Officials in Puerto Vallarta dismissed suggestions that tourism might suffer as a result of negative fallout from Monday’s deadly ambush, which was widely reported in the international press.  Soyatan is situated in the municipality of San Sebastian de Oeste, about 55 kilometers from Puerto Vallarta. The mayor of San Sebastian said residents of the town – one of Mexico’s “Pueblos Magicos” – were understandably tense and acknowledged that tourists will be more cautious about using the highway that runs through the municipality from Vallarta to Mascota.

In a bid to block access to the ambush site, the well-coordinated delinquents set fire to vehicles, causing panic among motorists and prompting many to turn back to their points of origin. Police later sealed off the highway to all traffic for several hours.

Monday’s incident represents the biggest single loss suffered by the FUR since the force was created last year. Wednesday, in the presence of colleagues and grieving family members, and with their coffins draped in flags bearing the Jalisco crest, the fallen officers were lauded for their heroism by Jalisco Governor Aristoteles Sandoval, who vowed  the perpetrators would pay for their crimes.

The officers have been named as Debi Almeida Hernández, Jesús Adrián Chávez Hernández, Valente Chávez Hernández, Jesús Alberto Chávez Rodríguez, Bonifacio Velázquez Díaz, Gerardo Rojas Soto, Juan Carlos Cázares López, Ricardo de Jesús Uribe Niño, Juan Antonio Nolasco Reynaga, Pedro Oliveros Rosa, Gilberto Aguilar García, Gerardo Hernández Padilla, Ramón Águila Espejo, Rosendo Fregoso Ramírez y Rigoberto Murillo Prieto.

The Fuerza Unica

The Fuerza Unica Regional consists of around 1,400 officers and 200 vehicles of various types.
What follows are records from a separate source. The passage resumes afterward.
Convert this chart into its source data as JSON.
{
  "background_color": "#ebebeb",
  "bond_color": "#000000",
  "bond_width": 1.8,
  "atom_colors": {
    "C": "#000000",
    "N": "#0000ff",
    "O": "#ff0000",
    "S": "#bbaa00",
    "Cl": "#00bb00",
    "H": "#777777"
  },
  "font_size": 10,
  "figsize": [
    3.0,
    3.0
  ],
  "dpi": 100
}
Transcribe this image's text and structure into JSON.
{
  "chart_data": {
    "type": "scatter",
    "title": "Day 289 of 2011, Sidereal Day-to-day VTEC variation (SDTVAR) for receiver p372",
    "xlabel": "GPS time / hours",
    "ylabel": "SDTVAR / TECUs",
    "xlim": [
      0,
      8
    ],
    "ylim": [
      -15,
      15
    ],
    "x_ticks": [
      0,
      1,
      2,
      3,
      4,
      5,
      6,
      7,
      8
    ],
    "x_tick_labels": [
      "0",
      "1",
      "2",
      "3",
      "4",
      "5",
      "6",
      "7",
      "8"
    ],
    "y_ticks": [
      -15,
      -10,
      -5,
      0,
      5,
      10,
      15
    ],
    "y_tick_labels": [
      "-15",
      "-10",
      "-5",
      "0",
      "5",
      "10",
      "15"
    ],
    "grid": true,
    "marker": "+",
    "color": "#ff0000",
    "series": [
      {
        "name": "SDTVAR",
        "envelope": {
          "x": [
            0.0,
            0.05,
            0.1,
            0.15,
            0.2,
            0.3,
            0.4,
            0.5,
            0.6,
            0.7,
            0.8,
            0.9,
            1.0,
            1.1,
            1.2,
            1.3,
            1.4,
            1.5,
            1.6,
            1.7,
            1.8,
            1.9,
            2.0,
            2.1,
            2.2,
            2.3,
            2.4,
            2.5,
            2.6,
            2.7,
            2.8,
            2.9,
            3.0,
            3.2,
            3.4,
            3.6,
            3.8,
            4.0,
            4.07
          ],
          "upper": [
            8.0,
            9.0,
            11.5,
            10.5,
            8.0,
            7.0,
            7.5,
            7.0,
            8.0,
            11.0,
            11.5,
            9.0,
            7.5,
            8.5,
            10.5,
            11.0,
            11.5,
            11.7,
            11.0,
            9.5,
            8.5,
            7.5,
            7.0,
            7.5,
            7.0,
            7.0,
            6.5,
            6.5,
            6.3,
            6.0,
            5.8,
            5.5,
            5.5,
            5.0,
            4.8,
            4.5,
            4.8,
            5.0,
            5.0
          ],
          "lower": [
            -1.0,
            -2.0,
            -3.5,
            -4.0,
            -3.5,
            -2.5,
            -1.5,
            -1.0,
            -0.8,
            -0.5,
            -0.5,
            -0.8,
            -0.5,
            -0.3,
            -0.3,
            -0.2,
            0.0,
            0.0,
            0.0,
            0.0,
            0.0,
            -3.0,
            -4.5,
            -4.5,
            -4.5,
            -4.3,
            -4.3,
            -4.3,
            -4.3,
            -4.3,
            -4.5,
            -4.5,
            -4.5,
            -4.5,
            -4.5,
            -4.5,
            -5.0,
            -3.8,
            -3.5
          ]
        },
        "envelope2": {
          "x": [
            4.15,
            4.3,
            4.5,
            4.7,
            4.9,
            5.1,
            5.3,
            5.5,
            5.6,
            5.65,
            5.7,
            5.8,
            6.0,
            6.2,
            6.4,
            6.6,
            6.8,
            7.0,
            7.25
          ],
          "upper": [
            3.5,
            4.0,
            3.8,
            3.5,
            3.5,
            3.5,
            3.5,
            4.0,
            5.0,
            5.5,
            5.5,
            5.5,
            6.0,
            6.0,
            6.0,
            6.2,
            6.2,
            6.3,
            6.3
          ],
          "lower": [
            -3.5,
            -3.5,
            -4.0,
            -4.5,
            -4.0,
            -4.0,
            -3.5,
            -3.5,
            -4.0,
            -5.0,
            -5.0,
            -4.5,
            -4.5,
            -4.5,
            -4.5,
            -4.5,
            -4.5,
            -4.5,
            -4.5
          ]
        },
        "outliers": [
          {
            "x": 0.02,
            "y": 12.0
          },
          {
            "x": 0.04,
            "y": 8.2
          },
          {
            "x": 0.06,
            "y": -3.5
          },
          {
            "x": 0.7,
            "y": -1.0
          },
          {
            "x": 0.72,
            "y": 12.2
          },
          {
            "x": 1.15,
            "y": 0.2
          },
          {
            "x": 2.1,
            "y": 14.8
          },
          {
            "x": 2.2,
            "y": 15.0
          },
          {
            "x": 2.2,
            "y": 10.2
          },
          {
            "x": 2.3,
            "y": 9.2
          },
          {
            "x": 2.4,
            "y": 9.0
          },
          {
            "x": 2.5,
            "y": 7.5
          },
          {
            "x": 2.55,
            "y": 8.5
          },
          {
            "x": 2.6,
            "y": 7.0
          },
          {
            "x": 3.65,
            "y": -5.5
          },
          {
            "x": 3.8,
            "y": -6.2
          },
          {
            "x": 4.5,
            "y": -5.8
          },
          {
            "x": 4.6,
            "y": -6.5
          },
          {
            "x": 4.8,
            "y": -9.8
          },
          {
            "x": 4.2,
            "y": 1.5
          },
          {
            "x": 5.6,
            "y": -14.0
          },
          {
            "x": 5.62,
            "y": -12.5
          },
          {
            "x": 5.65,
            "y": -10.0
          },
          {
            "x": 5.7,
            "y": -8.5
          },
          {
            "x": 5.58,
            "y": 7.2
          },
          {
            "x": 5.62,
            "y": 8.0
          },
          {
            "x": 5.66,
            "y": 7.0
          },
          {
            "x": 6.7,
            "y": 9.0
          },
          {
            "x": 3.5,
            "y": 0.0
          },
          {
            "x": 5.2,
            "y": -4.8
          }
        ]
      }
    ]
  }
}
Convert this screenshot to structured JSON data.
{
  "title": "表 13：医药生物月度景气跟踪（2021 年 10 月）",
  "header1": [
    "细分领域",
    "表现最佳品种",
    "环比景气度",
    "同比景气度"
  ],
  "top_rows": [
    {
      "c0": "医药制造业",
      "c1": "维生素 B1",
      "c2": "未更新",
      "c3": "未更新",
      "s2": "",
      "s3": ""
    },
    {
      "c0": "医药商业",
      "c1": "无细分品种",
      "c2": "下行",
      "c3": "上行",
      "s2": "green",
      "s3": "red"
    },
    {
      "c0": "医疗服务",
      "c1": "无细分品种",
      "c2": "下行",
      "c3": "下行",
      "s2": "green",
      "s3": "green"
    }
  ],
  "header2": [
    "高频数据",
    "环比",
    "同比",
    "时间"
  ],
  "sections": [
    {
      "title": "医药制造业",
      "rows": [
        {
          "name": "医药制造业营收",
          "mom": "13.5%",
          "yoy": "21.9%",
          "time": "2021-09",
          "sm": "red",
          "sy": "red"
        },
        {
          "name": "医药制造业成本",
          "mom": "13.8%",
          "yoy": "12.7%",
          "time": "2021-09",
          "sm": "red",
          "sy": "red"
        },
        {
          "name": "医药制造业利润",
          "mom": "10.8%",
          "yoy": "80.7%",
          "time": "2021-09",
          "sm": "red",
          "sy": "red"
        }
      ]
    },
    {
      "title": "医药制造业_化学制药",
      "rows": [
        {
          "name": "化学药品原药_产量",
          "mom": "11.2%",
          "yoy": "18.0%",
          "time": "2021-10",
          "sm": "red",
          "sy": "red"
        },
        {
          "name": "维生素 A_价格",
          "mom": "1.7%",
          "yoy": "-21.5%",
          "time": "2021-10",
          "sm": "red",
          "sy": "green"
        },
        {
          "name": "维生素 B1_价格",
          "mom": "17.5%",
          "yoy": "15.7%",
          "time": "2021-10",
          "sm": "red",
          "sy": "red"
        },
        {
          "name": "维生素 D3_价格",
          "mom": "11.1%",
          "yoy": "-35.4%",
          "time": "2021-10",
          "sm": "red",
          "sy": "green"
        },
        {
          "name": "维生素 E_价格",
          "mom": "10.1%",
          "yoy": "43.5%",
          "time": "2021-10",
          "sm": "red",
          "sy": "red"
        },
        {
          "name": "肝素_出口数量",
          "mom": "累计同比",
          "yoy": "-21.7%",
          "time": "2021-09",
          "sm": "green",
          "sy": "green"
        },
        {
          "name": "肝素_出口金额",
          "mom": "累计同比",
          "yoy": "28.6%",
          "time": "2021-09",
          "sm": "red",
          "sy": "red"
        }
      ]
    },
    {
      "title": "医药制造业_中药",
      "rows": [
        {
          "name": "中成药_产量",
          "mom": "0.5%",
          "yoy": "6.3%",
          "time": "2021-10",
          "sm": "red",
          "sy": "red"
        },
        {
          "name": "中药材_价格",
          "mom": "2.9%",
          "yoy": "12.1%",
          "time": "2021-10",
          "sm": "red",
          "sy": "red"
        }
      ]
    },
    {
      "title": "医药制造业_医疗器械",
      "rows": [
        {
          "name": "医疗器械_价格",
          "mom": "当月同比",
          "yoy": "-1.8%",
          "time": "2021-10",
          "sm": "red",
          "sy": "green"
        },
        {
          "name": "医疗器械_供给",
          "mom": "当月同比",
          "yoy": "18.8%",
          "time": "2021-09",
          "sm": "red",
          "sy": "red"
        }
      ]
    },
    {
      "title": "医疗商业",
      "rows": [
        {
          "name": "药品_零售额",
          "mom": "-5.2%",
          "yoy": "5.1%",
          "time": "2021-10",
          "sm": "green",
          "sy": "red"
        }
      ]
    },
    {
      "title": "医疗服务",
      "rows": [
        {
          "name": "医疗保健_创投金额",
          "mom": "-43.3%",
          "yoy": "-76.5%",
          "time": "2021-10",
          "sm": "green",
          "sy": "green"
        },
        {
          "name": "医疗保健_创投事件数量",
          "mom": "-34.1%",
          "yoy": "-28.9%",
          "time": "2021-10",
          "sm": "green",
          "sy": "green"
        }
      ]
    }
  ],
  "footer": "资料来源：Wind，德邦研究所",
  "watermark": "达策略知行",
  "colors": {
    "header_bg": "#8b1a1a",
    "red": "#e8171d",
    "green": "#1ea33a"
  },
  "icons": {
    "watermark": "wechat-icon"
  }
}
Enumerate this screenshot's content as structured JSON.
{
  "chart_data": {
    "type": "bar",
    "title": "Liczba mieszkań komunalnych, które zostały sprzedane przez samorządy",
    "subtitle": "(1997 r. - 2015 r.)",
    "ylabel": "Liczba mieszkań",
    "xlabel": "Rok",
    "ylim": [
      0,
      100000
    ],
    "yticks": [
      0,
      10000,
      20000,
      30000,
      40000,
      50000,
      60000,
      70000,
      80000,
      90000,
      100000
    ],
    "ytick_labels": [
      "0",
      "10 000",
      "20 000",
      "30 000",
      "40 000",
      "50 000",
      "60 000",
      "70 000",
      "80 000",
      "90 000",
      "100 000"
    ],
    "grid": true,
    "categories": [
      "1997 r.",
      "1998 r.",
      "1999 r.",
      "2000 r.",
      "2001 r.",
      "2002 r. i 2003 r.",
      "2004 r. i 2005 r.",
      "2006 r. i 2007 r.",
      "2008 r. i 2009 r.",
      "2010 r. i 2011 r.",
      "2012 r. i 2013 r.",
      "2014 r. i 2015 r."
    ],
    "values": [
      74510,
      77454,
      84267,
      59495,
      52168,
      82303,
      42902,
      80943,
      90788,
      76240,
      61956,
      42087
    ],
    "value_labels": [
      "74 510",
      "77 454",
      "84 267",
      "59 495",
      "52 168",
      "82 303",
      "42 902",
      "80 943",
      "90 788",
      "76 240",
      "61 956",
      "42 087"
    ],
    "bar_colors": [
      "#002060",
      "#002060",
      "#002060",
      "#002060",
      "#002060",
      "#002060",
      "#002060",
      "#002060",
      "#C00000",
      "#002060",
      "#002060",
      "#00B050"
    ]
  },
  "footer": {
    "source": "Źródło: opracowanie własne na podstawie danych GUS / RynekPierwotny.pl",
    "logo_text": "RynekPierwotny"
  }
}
Units are stationed in 19 regional headquarters in the state of Jalisco, each with their sphere of influence.

In March last year, Najera told the Guadalajara Reporter that the Fuerza Unica’s fleets of five patrol cars carrying ten officers would be able  “to deal with any kind of risky occurrence.” 

He stressed the huge difference between these convoys and the run-of-the-mill single municipal patrol that “usually carries two officers on board.”

FUR officers have been selected for their abilities from local police forces. They earn 15,000 pesos a month ($US1,000) – a good salary compared with most other police corporations.

According to Najera, officers in the special response unit are mostly deployed for high-impact crimes, having the correct skills to engage heavily armed criminals, work in hostage situations and make high-profile arrests.